Independent, Africa-focused, Australian oil and gas company, FAR has acquired an 80 per cent working interest and Operatorship in Gambias highly prospective offshore blocks A2 and A5 from US and South African-listed oil independent ERIN Energy
FAR will fund ERIN through an exploration well expected to be drilled late 2018.
The acquisition is a significant expansion of FAR’s exploration portfolio in the rapidly emerging offshore Mauritania-Senegal-Guinea-Bissau Basin in West Africa.
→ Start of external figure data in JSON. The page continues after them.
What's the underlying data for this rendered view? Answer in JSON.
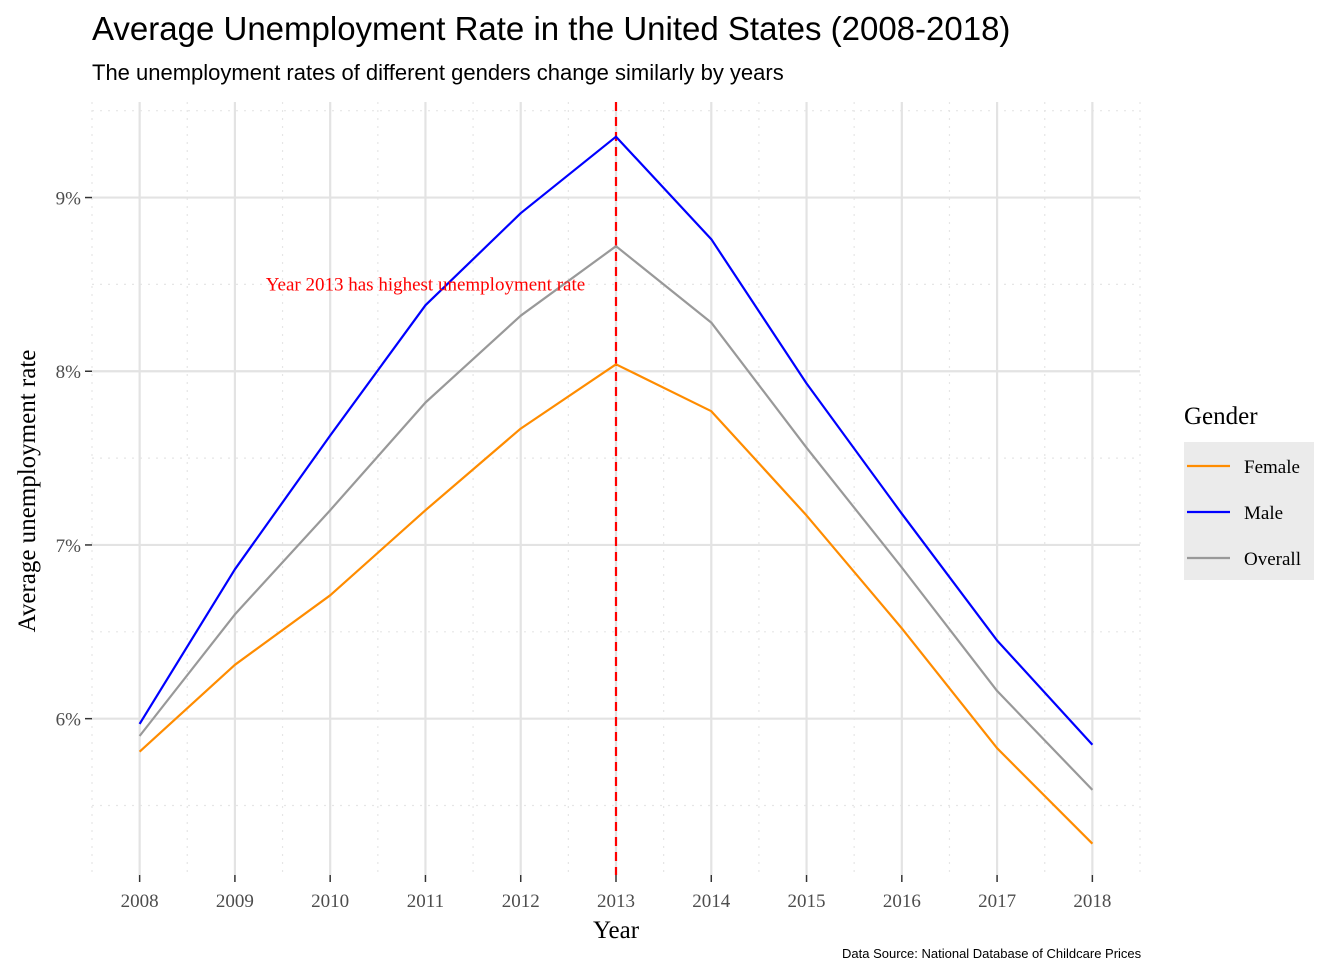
{
  "title": "Average Unemployment Rate in the United States  (2008-2018)",
  "subtitle": "The unemployment rates of different genders change similarly by years",
  "caption": "Data Source: National Database of Childcare Prices",
  "chart_data": {
    "type": "line",
    "title": "Average Unemployment Rate in the United States  (2008-2018)",
    "subtitle": "The unemployment rates of different genders change similarly by years",
    "xlabel": "Year",
    "ylabel": "Average unemployment rate",
    "x": [
      2008,
      2009,
      2010,
      2011,
      2012,
      2013,
      2014,
      2015,
      2016,
      2017,
      2018
    ],
    "xlim": [
      2007.5,
      2018.5
    ],
    "ylim": [
      5.1,
      9.55
    ],
    "y_ticks": [
      6,
      7,
      8,
      9
    ],
    "y_tick_labels": [
      "6%",
      "7%",
      "8%",
      "9%"
    ],
    "x_tick_labels": [
      "2008",
      "2009",
      "2010",
      "2011",
      "2012",
      "2013",
      "2014",
      "2015",
      "2016",
      "2017",
      "2018"
    ],
    "grid": true,
    "legend": {
      "title": "Gender",
      "position": "right"
    },
    "series": [
      {
        "name": "Female",
        "color": "#FF8C00",
        "values": [
          5.81,
          6.31,
          6.71,
          7.2,
          7.67,
          8.04,
          7.77,
          7.17,
          6.52,
          5.83,
          5.28
        ]
      },
      {
        "name": "Male",
        "color": "#0000FF",
        "values": [
          5.97,
          6.86,
          7.63,
          8.38,
          8.91,
          9.35,
          8.76,
          7.93,
          7.18,
          6.45,
          5.85
        ]
      },
      {
        "name": "Overall",
        "color": "#999999",
        "values": [
          5.9,
          6.6,
          7.2,
          7.82,
          8.32,
          8.72,
          8.28,
          7.56,
          6.87,
          6.16,
          5.59
        ]
      }
    ],
    "vline": {
      "x": 2013,
      "color": "#FF0000",
      "style": "dashed"
    },
    "annotation": {
      "text": "Year 2013 has highest unemployment rate",
      "x": 2011,
      "y": 8.5,
      "color": "#FF0000"
    }
  }
}
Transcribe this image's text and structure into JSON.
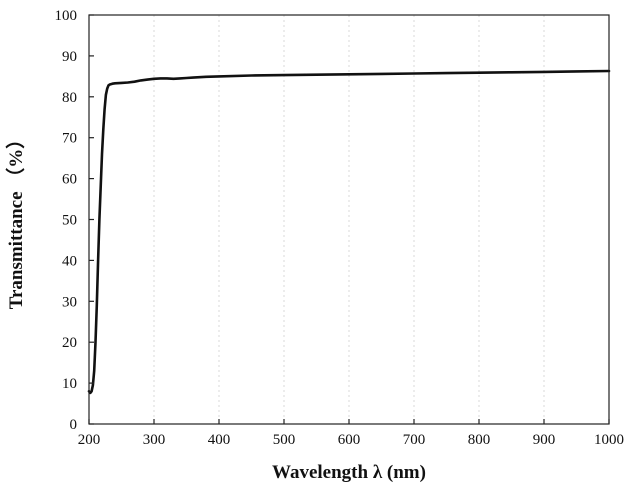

Blocks A2 and A5 are located adjacent to FAR’s Senegal blocks and world class SNE field, covering an area of around 2,682 sq km and lying approximately 30km offshore in water depths ranging from 50 to 1,200m. In combination, the blocks are estimated to potentially contain prospective resources of more than one billion barrels of oil. From 1,504 sq km of modern 3D seismic data acquired in the blocks, FAR has identified large prospects similar to the 'shelf edge' plays FAR is targeting in Senegal. FAR has mapped three potentially drillable prospects and leads.
“Our discoveries immediately to the north in offshore Senegal provide significant encouragement for the future discovery of oil and gas in Blocks A2 and A5 in Gambia. The significant prospectivity that we have identified in Blocks A2 and A5 are analogous play types to those successfully drilled by FAR in Senegal providing high potential to create value for both the people of Gambia and FAR shareholders," said FAR's Managing Director Cath Norman.
Under the terms of the farm-in agreement, FAR will make an upfront payment of US$5.18mn and fund up to US$8mn of ERIN’s share of the cost of an exploration well. If ERIN’s share of the exploration well costs is less than US$8mn then the balance is to be paid in cash. FAR’s share of the cost of the exploration well is expected to be around US$25mn to US$30mn.
FAR and ERIN expect to undertake 3D seismic reprocessing and interpretation during 2017 in order to mature prospects for drilling in late 2018.